A Flock of Flamin’ Galahs
Troupe Theatre
Centralia Hotel

Despite their “extensive and detailed” research into the life and times of five Australian eccentrics, Troupe have not managed to gather any semblance of unity or purpose into A Flock of FlaminGalahs, their Festival show at the Centralia Hotel on North Terrace.

They seem to hope that a collection of tableaux, some hoary old audience participation numbers and an over-long serve of inferior G-and-S will charm audiences enough to overlook what a waste of time and talent their show really is.

For a start their interpretation of the word ‘eccentric’ is so eccentric as to be meaningless. I’m sure that Foucault’s work on deviance lurks somewhere under all this but the choice of subjects appears to be entirely arbitrary.

The only thing that Daisy O’Dwyer Bates, William Chidley, Mahomet Allum, Kate Leigh and Bea Miles have in common is that they have been incongruously linked in Bill Edwards’ travelling waxworks pub show.

Waxworks provide an unfortunate but apt metaphor for the inert theatre in Act One. With the aid of his stockwhip, Bill Edwards (played with courageous perseverance by Catherine Fitzgerald) leads the luckless audience promenading to various corners of the Centralia Hotel to where the historical figures in little booths suddenly wax wordy about herbal remedies, crime, Shakespeare, outback clothing and coition without erection. The performances are good but the format is so self-conscious it is like being locked in an elevator with someone who’s talking too much.

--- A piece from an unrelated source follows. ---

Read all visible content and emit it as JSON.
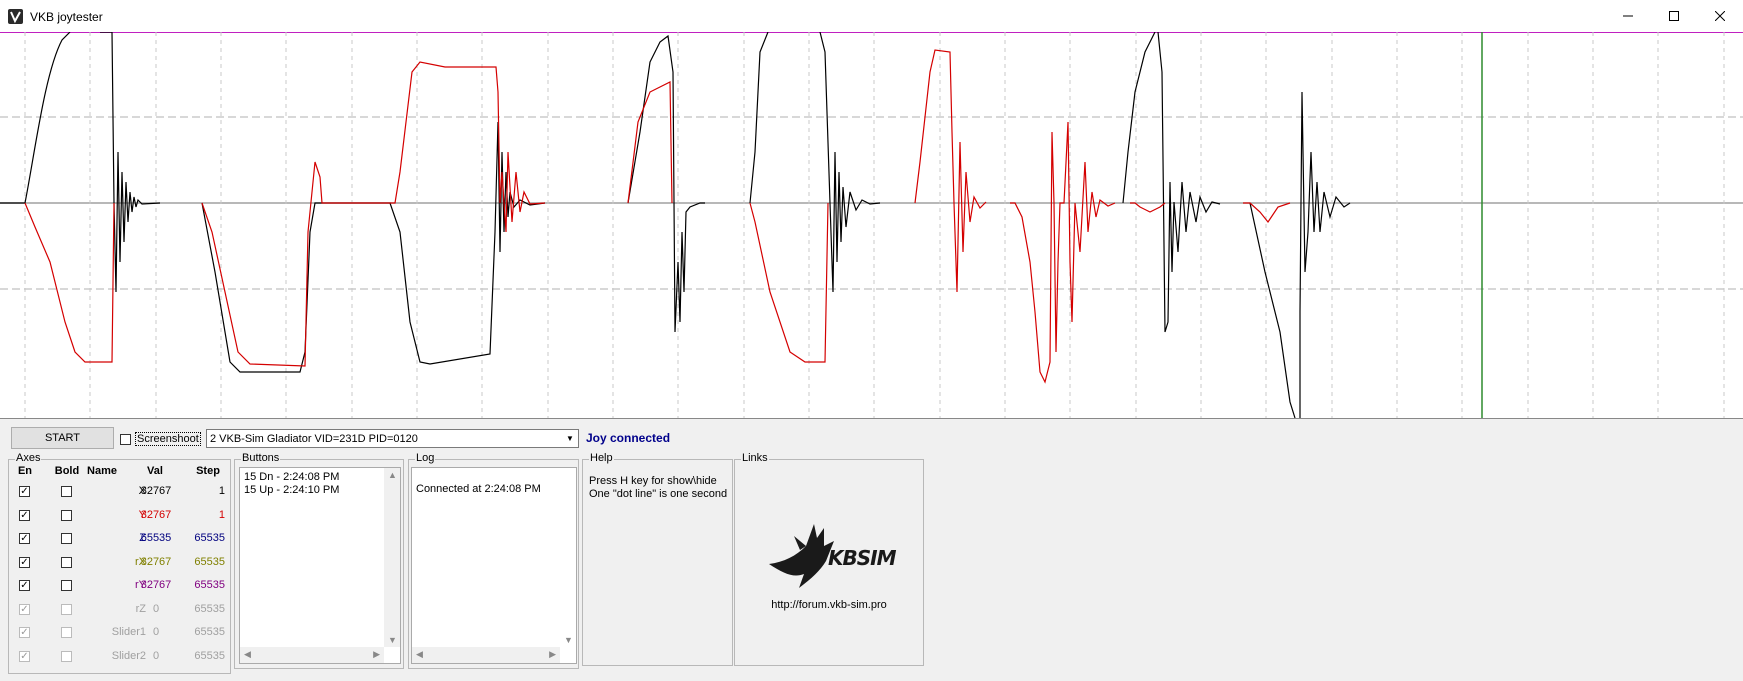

After straggling from one tableau to another while being exhorted to buy drinks, we are then told there is a twenty minute interval and exhorted to drink up more. Maybe that would have helped. Because when our eccentrics come back to the stage the sense of fragmentation is replaced by claustrophobia as each character does a musical or novelty turn with audience involvement which even the plants in the first night audience found discomforting.

After another lengthy interval the show reconvenes with Bill Edwards, now a Judge, for trial by operetta. Written by Gavan Strawhan, who has notched up quite a few successes with Troupe in the past, Act Three is like being pummelled by a rhyming dictionary. The purpose of the piece is to blow the whistle on our beloved eccentrics. Daisy Bates wore army boots, Chidley was a lunatic, Allum was a profiteer and so on.

With our sympathies in some confusion we then have, as the ultimate disclosure, the news that the Judge is “a man without a sword” (that rhymes with fraud) and that, we are told, means that she is a woman. Troupe are not expanding ideological frontiers with this sort of stuff. Nor with Irish jokes and other banter which they patronisingly offer as popular entertainment.

Although enthusiastic in a brainless kind of way, structurally and politically Troupe have done poorly. Luke Cutler’s costumes and designs look great and the music works well but there is little evidence of the directional skills of either Venetia Gillot or David Carlin and the considerable talents of actors such as Peter Wood, Jenny Castles, Andrew Donovan and Catherine Fitzgerald are wasted.

These have been beleagured times for Troupe, a company with a reputation for integrity and invention. All the more reason to regret that A Flock of Flamin’ Galahs is such an ex-parrot.